One of the key decisions in setting up a Mopar street car concerns the exhaust system. Different requirements and different preferences are what make our cars unique. For some guys, getting noticed is what it's about, so chamber-style mufflers and the calliope sound of exhaust pulses firing down long header tubes are the ticket. Others come from another school, looking for discrete, quiet, and low-maintenance operation.

These are the ones who will spurn headers for a set of factory manifolds and a modest-sized set of duals blowing through factory-style mufflers. A big part of the decision-making process is predicated upon the balance of power. For the first group, more is always the goal, with little consideration for anything as mundane as practicality and quiet cruising. For the more conservative, the choice revolves around how much power is being sacrificed with a given setup.

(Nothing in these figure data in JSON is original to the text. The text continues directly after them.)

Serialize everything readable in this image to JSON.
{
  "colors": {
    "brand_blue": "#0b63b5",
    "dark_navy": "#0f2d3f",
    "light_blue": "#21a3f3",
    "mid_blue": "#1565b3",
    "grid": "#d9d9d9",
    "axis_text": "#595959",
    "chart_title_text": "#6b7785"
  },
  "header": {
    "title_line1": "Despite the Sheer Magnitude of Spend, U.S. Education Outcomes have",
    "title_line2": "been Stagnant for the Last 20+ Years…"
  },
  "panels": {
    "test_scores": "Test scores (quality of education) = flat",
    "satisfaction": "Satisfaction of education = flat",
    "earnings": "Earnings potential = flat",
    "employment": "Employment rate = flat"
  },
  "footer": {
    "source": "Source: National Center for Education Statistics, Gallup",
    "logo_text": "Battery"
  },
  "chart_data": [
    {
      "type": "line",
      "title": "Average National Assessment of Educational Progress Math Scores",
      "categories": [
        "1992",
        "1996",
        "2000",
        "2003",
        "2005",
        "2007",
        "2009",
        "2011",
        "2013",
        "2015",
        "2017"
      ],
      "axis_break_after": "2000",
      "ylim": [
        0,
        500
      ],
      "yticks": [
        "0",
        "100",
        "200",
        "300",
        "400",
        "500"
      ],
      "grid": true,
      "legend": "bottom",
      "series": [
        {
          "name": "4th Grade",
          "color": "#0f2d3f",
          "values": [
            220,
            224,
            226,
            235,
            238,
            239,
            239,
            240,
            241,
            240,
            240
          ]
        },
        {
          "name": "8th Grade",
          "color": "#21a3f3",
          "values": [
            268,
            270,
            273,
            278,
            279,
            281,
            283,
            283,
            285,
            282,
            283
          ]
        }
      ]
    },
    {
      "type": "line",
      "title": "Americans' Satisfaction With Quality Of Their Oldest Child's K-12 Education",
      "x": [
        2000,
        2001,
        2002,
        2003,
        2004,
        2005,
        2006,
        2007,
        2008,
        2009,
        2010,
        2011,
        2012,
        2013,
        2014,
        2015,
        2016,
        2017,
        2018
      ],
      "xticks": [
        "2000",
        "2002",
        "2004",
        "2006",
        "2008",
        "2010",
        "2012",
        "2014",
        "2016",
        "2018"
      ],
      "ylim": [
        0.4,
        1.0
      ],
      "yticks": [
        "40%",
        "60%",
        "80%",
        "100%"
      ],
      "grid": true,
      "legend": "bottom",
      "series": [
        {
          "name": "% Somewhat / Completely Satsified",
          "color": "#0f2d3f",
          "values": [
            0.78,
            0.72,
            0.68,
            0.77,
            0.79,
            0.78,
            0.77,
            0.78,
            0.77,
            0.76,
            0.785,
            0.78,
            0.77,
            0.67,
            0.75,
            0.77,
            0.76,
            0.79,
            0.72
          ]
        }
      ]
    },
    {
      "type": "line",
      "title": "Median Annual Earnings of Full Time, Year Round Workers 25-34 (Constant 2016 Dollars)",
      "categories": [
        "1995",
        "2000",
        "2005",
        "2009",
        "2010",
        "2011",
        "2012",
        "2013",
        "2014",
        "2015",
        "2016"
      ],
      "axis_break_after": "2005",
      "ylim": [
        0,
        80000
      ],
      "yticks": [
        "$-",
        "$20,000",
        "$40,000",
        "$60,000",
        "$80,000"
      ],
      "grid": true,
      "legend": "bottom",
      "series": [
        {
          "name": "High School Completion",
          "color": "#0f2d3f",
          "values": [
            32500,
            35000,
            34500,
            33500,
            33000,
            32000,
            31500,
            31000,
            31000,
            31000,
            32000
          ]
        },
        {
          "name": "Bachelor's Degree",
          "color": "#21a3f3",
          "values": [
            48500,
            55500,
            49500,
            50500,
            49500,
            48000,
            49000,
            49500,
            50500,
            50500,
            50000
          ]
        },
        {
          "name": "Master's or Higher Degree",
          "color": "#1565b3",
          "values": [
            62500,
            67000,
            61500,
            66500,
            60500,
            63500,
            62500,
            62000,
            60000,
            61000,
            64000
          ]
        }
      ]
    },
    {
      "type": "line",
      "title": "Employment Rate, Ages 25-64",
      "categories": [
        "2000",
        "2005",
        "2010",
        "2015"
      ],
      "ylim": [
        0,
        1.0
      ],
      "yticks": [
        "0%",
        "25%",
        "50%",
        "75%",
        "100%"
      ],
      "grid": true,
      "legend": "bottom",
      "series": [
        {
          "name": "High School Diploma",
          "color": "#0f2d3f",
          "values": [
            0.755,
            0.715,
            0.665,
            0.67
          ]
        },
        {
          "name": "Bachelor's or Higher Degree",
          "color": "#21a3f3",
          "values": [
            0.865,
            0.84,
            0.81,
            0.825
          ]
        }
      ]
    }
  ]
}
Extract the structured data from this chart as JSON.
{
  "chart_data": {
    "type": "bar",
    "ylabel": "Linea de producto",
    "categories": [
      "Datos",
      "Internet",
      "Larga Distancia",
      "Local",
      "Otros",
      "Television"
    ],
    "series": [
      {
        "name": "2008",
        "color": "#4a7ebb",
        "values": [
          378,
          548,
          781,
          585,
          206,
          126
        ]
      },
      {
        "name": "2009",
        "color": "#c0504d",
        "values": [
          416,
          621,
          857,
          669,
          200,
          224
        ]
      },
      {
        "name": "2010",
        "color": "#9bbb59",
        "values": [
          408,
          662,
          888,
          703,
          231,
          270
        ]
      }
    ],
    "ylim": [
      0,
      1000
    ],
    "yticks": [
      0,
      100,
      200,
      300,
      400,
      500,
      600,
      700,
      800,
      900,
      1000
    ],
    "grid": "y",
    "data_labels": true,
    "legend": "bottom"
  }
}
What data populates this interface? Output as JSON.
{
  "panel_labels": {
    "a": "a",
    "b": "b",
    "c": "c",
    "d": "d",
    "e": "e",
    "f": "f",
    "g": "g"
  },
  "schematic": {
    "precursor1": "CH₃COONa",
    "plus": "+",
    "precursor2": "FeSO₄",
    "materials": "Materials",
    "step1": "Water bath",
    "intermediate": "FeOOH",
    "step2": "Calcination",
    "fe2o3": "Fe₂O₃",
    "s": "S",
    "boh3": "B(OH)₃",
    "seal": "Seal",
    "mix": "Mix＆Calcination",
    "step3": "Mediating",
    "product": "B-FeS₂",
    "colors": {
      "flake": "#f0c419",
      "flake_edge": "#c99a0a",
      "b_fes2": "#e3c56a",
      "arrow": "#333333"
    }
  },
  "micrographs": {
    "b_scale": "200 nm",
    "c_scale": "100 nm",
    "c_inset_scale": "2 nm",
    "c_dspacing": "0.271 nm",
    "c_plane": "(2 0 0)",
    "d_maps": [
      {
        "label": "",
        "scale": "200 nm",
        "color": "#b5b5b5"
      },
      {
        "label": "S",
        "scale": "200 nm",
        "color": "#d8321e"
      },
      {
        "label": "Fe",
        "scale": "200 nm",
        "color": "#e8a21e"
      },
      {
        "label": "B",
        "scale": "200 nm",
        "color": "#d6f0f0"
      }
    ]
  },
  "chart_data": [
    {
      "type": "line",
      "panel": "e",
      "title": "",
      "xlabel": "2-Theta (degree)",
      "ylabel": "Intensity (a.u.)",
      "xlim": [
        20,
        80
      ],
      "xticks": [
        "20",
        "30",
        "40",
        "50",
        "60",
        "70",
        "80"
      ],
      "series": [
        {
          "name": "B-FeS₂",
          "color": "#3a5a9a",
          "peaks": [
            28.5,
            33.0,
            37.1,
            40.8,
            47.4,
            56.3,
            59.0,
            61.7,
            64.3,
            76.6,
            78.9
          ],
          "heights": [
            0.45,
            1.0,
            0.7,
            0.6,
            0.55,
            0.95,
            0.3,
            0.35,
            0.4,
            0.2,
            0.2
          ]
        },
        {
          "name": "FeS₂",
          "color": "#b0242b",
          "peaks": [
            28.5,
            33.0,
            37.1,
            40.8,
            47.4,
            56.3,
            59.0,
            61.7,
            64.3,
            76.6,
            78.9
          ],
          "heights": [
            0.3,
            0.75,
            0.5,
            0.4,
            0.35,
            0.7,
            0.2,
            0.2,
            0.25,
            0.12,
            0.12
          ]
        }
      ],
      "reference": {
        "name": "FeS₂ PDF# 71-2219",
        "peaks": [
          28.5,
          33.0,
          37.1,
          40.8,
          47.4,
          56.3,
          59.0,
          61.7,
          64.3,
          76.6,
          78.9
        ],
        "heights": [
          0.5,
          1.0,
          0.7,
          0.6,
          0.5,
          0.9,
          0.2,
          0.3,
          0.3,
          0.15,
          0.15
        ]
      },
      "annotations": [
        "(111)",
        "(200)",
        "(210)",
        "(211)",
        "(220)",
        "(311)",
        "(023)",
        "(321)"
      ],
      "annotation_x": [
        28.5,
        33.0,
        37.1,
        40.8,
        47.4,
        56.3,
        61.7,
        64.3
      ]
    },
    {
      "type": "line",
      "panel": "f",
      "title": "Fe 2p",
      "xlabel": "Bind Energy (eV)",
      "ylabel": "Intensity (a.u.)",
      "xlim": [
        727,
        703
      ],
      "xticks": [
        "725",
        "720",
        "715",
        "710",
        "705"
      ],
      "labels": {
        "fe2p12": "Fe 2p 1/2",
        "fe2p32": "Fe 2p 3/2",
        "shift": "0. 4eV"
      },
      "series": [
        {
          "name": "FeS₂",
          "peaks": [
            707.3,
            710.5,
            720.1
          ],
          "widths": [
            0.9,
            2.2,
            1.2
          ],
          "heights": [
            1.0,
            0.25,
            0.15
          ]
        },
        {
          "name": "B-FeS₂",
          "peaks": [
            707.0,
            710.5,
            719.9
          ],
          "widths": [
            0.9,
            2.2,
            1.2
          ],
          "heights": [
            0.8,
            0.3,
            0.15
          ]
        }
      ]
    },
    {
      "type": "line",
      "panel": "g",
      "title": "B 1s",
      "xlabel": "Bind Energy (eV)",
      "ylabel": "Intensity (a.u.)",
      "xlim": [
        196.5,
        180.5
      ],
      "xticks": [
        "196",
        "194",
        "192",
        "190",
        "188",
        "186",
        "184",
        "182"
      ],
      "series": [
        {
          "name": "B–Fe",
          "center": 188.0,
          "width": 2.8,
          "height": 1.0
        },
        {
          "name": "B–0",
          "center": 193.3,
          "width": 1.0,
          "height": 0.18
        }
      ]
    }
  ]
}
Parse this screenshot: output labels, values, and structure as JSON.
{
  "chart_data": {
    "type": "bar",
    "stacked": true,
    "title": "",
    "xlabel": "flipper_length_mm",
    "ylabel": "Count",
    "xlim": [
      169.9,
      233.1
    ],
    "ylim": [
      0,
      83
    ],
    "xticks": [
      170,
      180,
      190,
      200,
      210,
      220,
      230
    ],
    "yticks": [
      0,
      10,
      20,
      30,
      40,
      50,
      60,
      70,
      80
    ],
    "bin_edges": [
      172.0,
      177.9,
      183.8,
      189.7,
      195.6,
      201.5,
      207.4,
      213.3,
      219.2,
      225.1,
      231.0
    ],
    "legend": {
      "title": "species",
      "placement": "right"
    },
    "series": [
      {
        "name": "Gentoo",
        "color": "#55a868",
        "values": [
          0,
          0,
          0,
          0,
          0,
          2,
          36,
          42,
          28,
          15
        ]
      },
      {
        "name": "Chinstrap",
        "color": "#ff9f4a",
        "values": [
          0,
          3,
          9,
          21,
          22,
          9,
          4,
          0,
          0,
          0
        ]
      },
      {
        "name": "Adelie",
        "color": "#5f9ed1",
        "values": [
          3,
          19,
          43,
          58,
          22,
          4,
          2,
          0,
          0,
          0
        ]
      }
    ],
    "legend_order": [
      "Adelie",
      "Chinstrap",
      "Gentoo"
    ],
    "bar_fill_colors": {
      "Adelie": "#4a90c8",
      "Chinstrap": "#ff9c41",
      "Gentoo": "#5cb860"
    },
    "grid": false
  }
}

Exhaust headers are among the most significant power enhancers in a high-performance engine. The higher the power level, the more relevant headers become. On a 600hp street or strip terror, unbolting a big-tube header in favor of stock manifolds could cost upwards of 100 hp. Few enthusiasts in that realm would consider factory iron manifolds. On the other hand, plenty of guys building modest street drivers are torn by the decision, wondering how much difference it would make. Before we can answer that question, it's worthwhile to understand why a header does what it does.

While many assume that the benefit of a header is reduced backpressure, there is much more going on.

A primary aspect of header function is pulse-scavenging. An engine (or individual cylinder) doesn't just blow exhaust like a leaf blower; it fires in pulses. Once during every other crank rotation, a given cylinder has an exhaust stroke. Actually, the exhaust valve opens while the piston is still going down on the power stroke. This is significant in that the sooner the valve opens during the power stroke, the greater the cylinder pressure is. With stock short-duration cams, the piston position is toward bottom dead center (BDC), and the cylinder volume is near maximum.

Now, imagine a radical racing cam, with the exhaust valve opening much earlier as the piston moves down on the power stroke. In this instance, the gas pressure is still quite high, and opening the valve gives an immediate escape path, much like opening a valve on a high-pressure bottle. We can see from the above discussion that the pop of exhaust into the exhaust port (and ultimately into the header) is much stronger with a long-duration cam that opens earlier. The energy, or this pop (frequently referred to as blowdown) is carried into the header. As the exhaust pulse travels down the tube, it carries momentum (mass and velocity), helping to scavenge the cylinder.

So far, we see interesting things happening in an exhaust header, but it gets better. Upon reaching the end of the pipe in the collector, a low-pressure wave is reflected and travels back up the pipe at the speed of sound. If it gets to the exhaust valve while the valve is still substantially open-at around top dead center (TDC)-it will impart a low pressure condition to the cylinder. This helps draw the remaining exhaust out and also pulls fresh air/fuel mixture in through the now-open intake valve. This is the primary scavenging effect of a full-length tube header. Although it is dependent upon sufficient cam timing (duration), a radical race cam is not necessary in order to receive a benefit from the scavenging effect of headers.